Projectile Motion Calculator
45°
Horizontal Range40.775 m
Maximum Height10.194 m
Time of Flight2.883 s
The Projectile Motion Calculator models an object launched into the air with no air resistance, returning the horizontal distance it travels, the peak height it reaches, and how long it stays aloft. Supply the launch speed and the angle above the horizontal, and the tool applies the standard kinematic equations with gravity fixed at 9.81 m/s². It is built for physics homework, ballistics intuition, and sports trajectory questions.
Formula
R = v²·sin(2θ)/g ; H = v²·sin²θ/(2g) ; T = 2v·sinθ/g
- v
- Initial launch velocity (m/s)
- θ
- Launch angle above the horizontal (degrees)
- g
- Gravitational acceleration, 9.81 m/s²
How it works
- Enter the initial launch velocity in metres per second and drag the angle slider to set the launch angle between 0° and 90°.

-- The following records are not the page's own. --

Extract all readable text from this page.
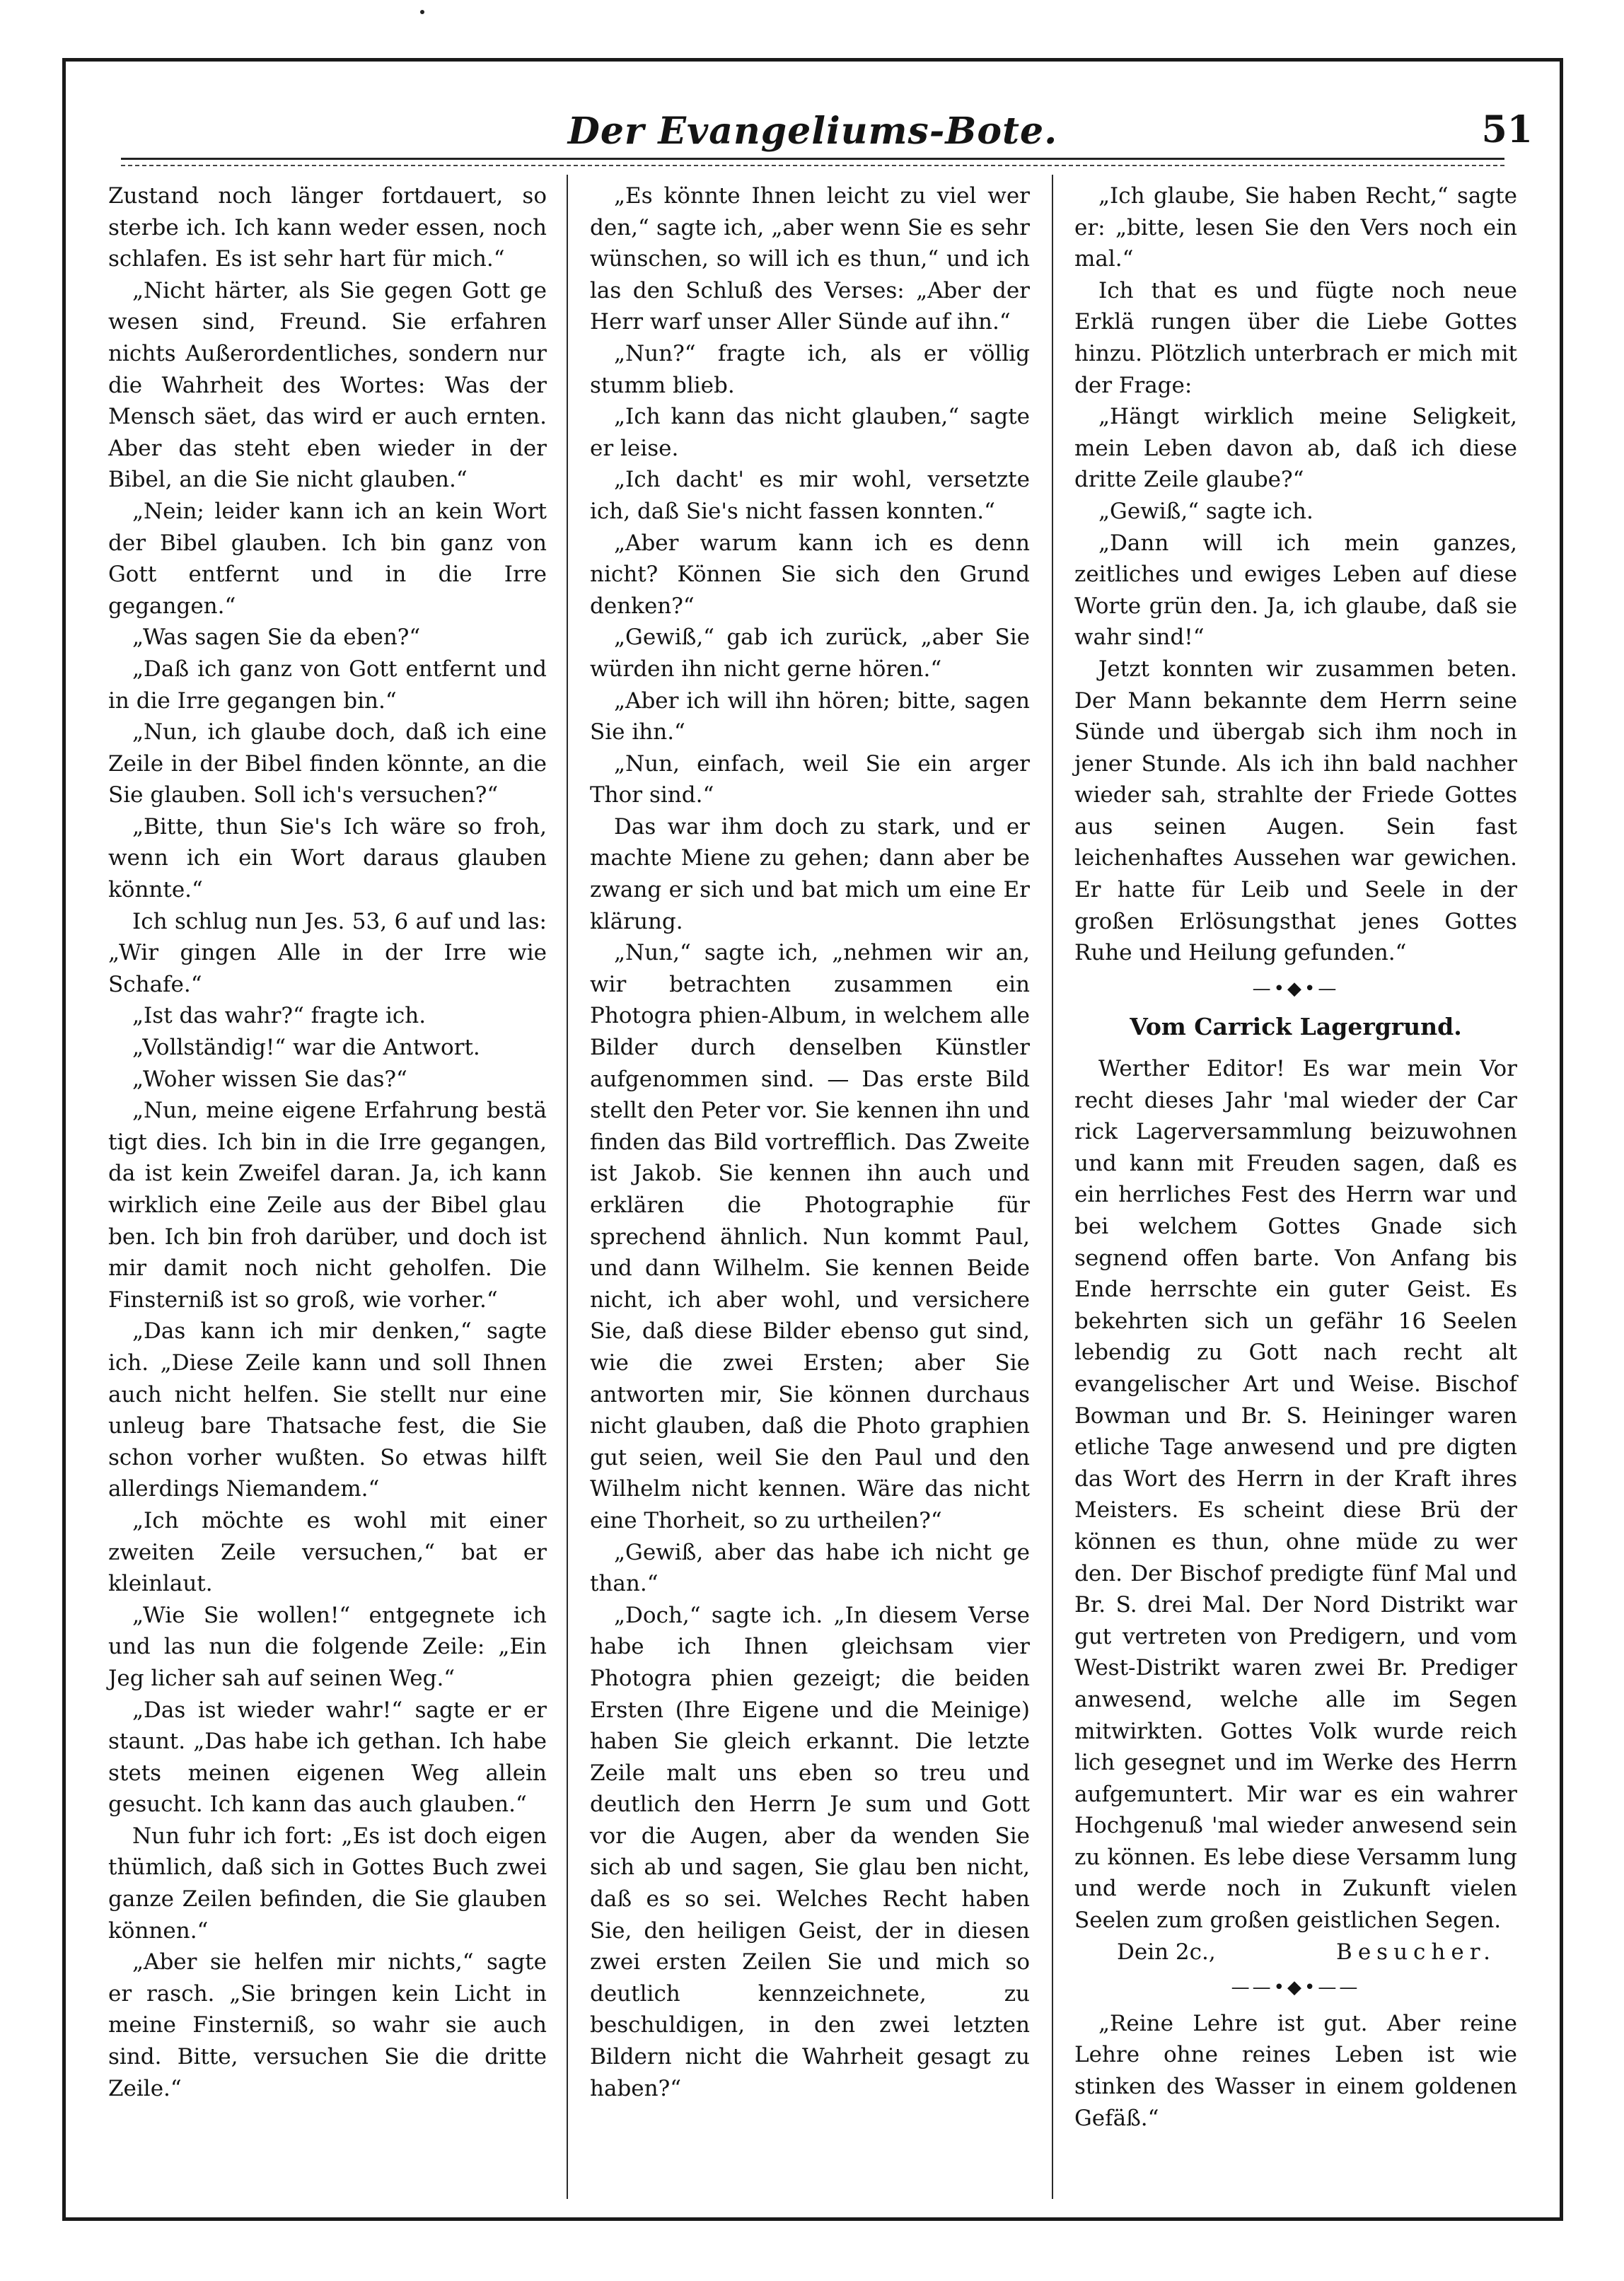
Der Evangeliums-Bote.	51

Zustand noch länger fortdauert, so sterbe ich. Ich kann weder essen, noch schlafen. Es ist sehr hart für mich.“

„Nicht härter, als Sie gegen Gott ge wesen sind, Freund. Sie erfahren nichts Außerordentliches, sondern nur die Wahrheit des Wortes: Was der Mensch säet, das wird er auch ernten. Aber das steht eben wieder in der Bibel, an die Sie nicht glauben.“

„Nein; leider kann ich an kein Wort der Bibel glauben. Ich bin ganz von Gott entfernt und in die Irre gegangen.“

„Was sagen Sie da eben?“

„Daß ich ganz von Gott entfernt und in die Irre gegangen bin.“

„Nun, ich glaube doch, daß ich eine Zeile in der Bibel finden könnte, an die Sie glauben. Soll ich's versuchen?“

„Bitte, thun Sie's Ich wäre so froh, wenn ich ein Wort daraus glauben könnte.“

Ich schlug nun Jes. 53, 6 auf und las: „Wir gingen Alle in der Irre wie Schafe.“

„Ist das wahr?“ fragte ich.

„Vollständig!“ war die Antwort.

„Woher wissen Sie das?“

„Nun, meine eigene Erfahrung bestä tigt dies. Ich bin in die Irre gegangen, da ist kein Zweifel daran. Ja, ich kann wirklich eine Zeile aus der Bibel glau ben. Ich bin froh darüber, und doch ist mir damit noch nicht geholfen. Die Finsterniß ist so groß, wie vorher.“

„Das kann ich mir denken,“ sagte ich. „Diese Zeile kann und soll Ihnen auch nicht helfen. Sie stellt nur eine unleug bare Thatsache fest, die Sie schon vorher wußten. So etwas hilft allerdings Niemandem.“

„Ich möchte es wohl mit einer zweiten Zeile versuchen,“ bat er kleinlaut.

„Wie Sie wollen!“ entgegnete ich und las nun die folgende Zeile: „Ein Jeg licher sah auf seinen Weg.“

„Das ist wieder wahr!“ sagte er er staunt. „Das habe ich gethan. Ich habe stets meinen eigenen Weg allein gesucht. Ich kann das auch glauben.“

Nun fuhr ich fort: „Es ist doch eigen thümlich, daß sich in Gottes Buch zwei ganze Zeilen befinden, die Sie glauben können.“

„Aber sie helfen mir nichts,“ sagte er rasch. „Sie bringen kein Licht in meine Finsterniß, so wahr sie auch sind. Bitte, versuchen Sie die dritte Zeile.“

„Es könnte Ihnen leicht zu viel wer den,“ sagte ich, „aber wenn Sie es sehr wünschen, so will ich es thun,“ und ich las den Schluß des Verses: „Aber der Herr warf unser Aller Sünde auf ihn.“

„Nun?“ fragte ich, als er völlig stumm blieb.

„Ich kann das nicht glauben,“ sagte er leise.

„Ich dacht' es mir wohl, versetzte ich, daß Sie's nicht fassen konnten.“

„Aber warum kann ich es denn nicht? Können Sie sich den Grund denken?“

„Gewiß,“ gab ich zurück, „aber Sie würden ihn nicht gerne hören.“

„Aber ich will ihn hören; bitte, sagen Sie ihn.“

„Nun, einfach, weil Sie ein arger Thor sind.“

Das war ihm doch zu stark, und er machte Miene zu gehen; dann aber be zwang er sich und bat mich um eine Er klärung.

„Nun,“ sagte ich, „nehmen wir an, wir betrachten zusammen ein Photogra phien-Album, in welchem alle Bilder durch denselben Künstler aufgenommen sind. — Das erste Bild stellt den Peter vor. Sie kennen ihn und finden das Bild vortrefflich. Das Zweite ist Jakob. Sie kennen ihn auch und erklären die Photographie für sprechend ähnlich. Nun kommt Paul, und dann Wilhelm. Sie kennen Beide nicht, ich aber wohl, und versichere Sie, daß diese Bilder ebenso gut sind, wie die zwei Ersten; aber Sie antworten mir, Sie können durchaus nicht glauben, daß die Photo graphien gut seien, weil Sie den Paul und den Wilhelm nicht kennen. Wäre das nicht eine Thorheit, so zu urtheilen?“

„Gewiß, aber das habe ich nicht ge than.“

„Doch,“ sagte ich. „In diesem Verse habe ich Ihnen gleichsam vier Photogra phien gezeigt; die beiden Ersten (Ihre Eigene und die Meinige) haben Sie gleich erkannt. Die letzte Zeile malt uns eben so treu und deutlich den Herrn Je sum und Gott vor die Augen, aber da wenden Sie sich ab und sagen, Sie glau ben nicht, daß es so sei. Welches Recht haben Sie, den heiligen Geist, der in diesen zwei ersten Zeilen Sie und mich so deutlich kennzeichnete, zu beschuldigen, in den zwei letzten Bildern nicht die Wahrheit gesagt zu haben?“

„Ich glaube, Sie haben Recht,“ sagte er: „bitte, lesen Sie den Vers noch ein mal.“

Ich that es und fügte noch neue Erklä rungen über die Liebe Gottes hinzu. Plötzlich unterbrach er mich mit der Frage:

„Hängt wirklich meine Seligkeit, mein Leben davon ab, daß ich diese dritte Zeile glaube?“

„Gewiß,“ sagte ich.

„Dann will ich mein ganzes, zeitliches und ewiges Leben auf diese Worte grün den. Ja, ich glaube, daß sie wahr sind!“

Jetzt konnten wir zusammen beten. Der Mann bekannte dem Herrn seine Sünde und übergab sich ihm noch in jener Stunde. Als ich ihn bald nachher wieder sah, strahlte der Friede Gottes aus seinen Augen. Sein fast leichenhaftes Aussehen war gewichen. Er hatte für Leib und Seele in der großen Erlösungsthat jenes Gottes Ruhe und Heilung gefunden.“

—•◆•—

Vom Carrick Lagergrund.

Werther Editor! Es war mein Vor recht dieses Jahr 'mal wieder der Car rick Lagerversammlung beizuwohnen und kann mit Freuden sagen, daß es ein herrliches Fest des Herrn war und bei welchem Gottes Gnade sich segnend offen barte. Von Anfang bis Ende herrschte ein guter Geist. Es bekehrten sich un gefähr 16 Seelen lebendig zu Gott nach recht alt evangelischer Art und Weise. Bischof Bowman und Br. S. Heininger waren etliche Tage anwesend und pre digten das Wort des Herrn in der Kraft ihres Meisters. Es scheint diese Brü der können es thun, ohne müde zu wer den. Der Bischof predigte fünf Mal und Br. S. drei Mal. Der Nord Distrikt war gut vertreten von Predigern, und vom West-Distrikt waren zwei Br. Prediger anwesend, welche alle im Segen mitwirkten. Gottes Volk wurde reich lich gesegnet und im Werke des Herrn aufgemuntert. Mir war es ein wahrer Hochgenuß 'mal wieder anwesend sein zu können. Es lebe diese Versamm lung und werde noch in Zukunft vielen Seelen zum großen geistlichen Segen.

Dein 2c.,	Besucher.

——•◆•——

„Reine Lehre ist gut. Aber reine Lehre ohne reines Leben ist wie stinken des Wasser in einem goldenen Gefäß.“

- The calculator resolves the velocity into horizontal and vertical components, then computes range from v²·sin(2θ)/g, peak height from v²·sin²θ/(2g), and flight time from 2v·sinθ/g.
- Range peaks at a 45° launch, while a near-vertical launch maximises height but lands almost where it started.
Worked example
A ball is launched at 20 m/s at a 45° angle on level ground.
- Range = 20² × sin(90°) ÷ 9.81 = 400 × 1 ÷ 9.81 = 40.775 m.
- Max height = 20² × sin²(45°) ÷ (2 × 9.81) = 400 × 0.5 ÷ 19.62 = 10.194 m.
- Time of flight = 2 × 20 × sin(45°) ÷ 9.81 = 28.284 ÷ 9.81 = 2.883 s.
Range 40.775 m, max height 10.194 m, and 2.883 s in the air.
Frequently asked questions
- Why does a 45-degree launch give the longest range?
- Range depends on sin(2θ), which is largest when 2θ equals 90°, i.e. θ equals 45°. Angles symmetric about 45°, such as 30° and 60°, produce the same range on level ground.
- Does this calculator account for air resistance?
- No. It assumes ideal projectile motion in a vacuum over flat ground. Real-world drag shortens the range and lowers the peak height, especially for light or fast objects.
- What happens to the range at a 90-degree launch?
- At 90° the projectile goes straight up and returns to the launch point, so the horizontal range is zero even though the maximum height is at its greatest for that speed.
- Can I use different launch and landing heights?
- This tool assumes the launch and landing points are at the same elevation. For uneven terrain the flight time and range differ and require the full quadratic form of the vertical motion equation.